Cover imageI have a history with Andrew Miller’s writing: I loved Ingenious Pain so much that I included it in my One-Hundred-Book Library and Pure came a close second. It’s not that his other novels haven’t been enjoyable but Ingenious Pain was so inventive in its premise and so beautifully executed that I’ve been left mildly disappointed by them. Having read Now We Shall Be Entirely Free, I’ve come to the conclusion he’s is at his best when writing historical fiction. This novel about a cavalry officer invalided out of the disastrous Peninsular War who finds himself unable to return to it sees Miller on top form.

Captain John Lacroix is delivered, unconscious, to his Somerset home in the winter of 1809. Nursed back to physical health by Nell, the servant who has known him all his life and to whom he occasionally blurts brief descriptions of the horrors he’s seen, he arranges a passage to Scotland through his brother-in-law. Assaulted and robbed of his money and his boots in Glasgow, Lacroix finds his way onto a supply boat heading for the Hebrides, putting ashore somewhat ignominiously astride the back of a cow.
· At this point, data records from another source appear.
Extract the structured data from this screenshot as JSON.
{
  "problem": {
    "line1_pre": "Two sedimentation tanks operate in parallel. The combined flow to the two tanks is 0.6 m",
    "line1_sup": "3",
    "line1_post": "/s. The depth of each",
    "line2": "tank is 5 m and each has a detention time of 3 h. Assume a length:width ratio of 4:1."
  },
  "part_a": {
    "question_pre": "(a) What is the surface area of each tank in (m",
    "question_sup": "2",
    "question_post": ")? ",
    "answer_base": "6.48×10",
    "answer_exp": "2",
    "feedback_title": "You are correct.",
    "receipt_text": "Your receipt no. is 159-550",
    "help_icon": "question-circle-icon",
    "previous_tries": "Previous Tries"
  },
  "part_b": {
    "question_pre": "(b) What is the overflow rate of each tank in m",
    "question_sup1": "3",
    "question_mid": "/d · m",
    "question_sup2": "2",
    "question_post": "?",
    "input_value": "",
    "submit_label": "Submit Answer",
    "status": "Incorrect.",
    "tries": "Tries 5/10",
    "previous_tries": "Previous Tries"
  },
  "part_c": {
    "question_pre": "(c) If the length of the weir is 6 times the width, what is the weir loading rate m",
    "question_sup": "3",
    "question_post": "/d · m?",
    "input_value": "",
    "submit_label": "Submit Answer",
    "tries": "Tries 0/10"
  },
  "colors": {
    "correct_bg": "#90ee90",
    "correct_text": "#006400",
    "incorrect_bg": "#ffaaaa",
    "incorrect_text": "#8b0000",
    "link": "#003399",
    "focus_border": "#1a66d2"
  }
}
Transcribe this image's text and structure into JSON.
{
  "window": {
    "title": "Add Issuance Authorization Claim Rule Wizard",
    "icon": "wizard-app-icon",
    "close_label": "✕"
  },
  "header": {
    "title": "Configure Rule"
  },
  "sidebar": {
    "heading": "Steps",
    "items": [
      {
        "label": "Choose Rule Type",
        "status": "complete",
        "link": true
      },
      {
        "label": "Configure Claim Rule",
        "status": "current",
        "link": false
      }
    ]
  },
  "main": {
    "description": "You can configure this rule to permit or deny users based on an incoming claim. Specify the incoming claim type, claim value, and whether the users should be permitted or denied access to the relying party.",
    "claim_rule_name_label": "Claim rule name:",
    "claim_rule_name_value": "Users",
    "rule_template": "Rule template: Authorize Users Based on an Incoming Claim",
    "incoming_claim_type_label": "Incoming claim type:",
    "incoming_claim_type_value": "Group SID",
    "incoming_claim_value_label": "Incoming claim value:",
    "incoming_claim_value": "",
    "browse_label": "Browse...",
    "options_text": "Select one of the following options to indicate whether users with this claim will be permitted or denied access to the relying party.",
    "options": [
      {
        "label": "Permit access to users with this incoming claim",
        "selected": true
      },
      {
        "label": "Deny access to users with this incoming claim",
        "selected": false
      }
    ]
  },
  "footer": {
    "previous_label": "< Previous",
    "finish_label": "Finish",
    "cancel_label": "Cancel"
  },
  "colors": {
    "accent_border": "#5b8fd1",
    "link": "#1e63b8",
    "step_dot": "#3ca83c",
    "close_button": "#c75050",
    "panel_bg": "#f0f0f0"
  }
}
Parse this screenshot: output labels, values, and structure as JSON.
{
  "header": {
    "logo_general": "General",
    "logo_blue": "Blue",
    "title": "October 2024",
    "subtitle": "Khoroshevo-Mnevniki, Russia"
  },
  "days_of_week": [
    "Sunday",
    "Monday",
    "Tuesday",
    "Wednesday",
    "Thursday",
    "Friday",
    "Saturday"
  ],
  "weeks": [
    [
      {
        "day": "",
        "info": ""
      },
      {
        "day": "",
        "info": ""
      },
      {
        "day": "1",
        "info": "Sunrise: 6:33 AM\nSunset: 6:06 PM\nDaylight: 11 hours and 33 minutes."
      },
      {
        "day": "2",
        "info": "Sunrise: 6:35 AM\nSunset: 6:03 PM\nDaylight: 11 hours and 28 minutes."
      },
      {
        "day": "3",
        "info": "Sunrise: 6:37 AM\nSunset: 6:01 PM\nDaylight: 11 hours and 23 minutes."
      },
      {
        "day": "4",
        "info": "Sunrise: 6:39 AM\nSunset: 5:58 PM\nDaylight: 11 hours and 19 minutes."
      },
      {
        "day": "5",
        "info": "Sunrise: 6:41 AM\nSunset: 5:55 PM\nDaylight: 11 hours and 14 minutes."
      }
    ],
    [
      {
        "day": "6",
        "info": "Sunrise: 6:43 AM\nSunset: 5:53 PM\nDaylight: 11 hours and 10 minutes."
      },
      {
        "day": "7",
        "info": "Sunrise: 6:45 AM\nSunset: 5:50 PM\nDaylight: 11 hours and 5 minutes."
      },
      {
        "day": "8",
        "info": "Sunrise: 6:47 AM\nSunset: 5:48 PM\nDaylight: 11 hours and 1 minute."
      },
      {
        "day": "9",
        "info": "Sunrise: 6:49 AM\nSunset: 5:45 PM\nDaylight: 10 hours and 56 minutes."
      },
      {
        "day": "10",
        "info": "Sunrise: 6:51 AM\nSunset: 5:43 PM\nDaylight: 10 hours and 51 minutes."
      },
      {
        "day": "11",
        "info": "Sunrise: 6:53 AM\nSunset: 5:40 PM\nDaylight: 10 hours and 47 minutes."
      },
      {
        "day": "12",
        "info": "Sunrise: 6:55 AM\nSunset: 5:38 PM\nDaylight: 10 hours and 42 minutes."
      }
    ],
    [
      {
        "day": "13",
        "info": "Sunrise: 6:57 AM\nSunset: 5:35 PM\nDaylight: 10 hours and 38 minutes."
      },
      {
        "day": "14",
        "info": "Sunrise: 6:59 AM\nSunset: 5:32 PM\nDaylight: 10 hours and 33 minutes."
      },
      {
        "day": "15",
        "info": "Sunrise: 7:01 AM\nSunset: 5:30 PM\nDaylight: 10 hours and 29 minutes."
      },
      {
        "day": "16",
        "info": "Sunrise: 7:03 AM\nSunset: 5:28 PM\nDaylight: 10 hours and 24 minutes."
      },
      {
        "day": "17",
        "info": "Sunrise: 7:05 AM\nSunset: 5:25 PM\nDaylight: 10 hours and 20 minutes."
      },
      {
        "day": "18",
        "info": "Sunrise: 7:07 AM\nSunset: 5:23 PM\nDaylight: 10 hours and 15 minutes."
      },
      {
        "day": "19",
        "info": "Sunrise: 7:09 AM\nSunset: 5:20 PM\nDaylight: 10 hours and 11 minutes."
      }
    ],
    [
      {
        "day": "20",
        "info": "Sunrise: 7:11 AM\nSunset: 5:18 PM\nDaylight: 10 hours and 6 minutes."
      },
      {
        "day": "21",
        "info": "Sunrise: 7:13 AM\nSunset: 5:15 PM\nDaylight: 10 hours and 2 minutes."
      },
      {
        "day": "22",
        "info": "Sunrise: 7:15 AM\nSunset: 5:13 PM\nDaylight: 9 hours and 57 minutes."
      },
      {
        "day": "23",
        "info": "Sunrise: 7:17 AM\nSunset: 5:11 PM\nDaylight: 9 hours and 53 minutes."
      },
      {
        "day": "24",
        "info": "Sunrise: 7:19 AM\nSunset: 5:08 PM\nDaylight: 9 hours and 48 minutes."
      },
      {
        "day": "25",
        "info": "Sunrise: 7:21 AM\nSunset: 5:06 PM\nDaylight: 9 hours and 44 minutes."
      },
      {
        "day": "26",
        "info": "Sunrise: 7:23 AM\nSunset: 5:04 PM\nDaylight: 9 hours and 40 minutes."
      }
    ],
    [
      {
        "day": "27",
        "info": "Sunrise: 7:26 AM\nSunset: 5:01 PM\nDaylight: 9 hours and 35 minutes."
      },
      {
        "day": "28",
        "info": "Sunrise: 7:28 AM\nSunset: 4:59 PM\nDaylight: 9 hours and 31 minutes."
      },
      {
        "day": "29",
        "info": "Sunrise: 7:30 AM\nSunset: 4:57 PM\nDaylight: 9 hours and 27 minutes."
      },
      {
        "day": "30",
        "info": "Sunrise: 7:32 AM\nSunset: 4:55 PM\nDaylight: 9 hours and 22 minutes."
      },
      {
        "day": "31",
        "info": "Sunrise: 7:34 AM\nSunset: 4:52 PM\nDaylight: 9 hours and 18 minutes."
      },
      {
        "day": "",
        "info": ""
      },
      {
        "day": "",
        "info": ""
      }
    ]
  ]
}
There he meets the veteran of another war and is taken in by three English siblings awaiting the leader of their utopian community. Cornelius prattles on, combing the peat bogs for relics while his sisters attend to more practical matters. Lacroix finds himself drawn to Emily whose sight is failing, accompanying her to Glasgow for the risky surgery she’s determined to undergo. Meanwhile, a ferocious English corporal accompanied by a Spanish officer edge ever closer to their goal: executing orders to dispatch the man Calley has told the authorities is responsible for a dreadful atrocity.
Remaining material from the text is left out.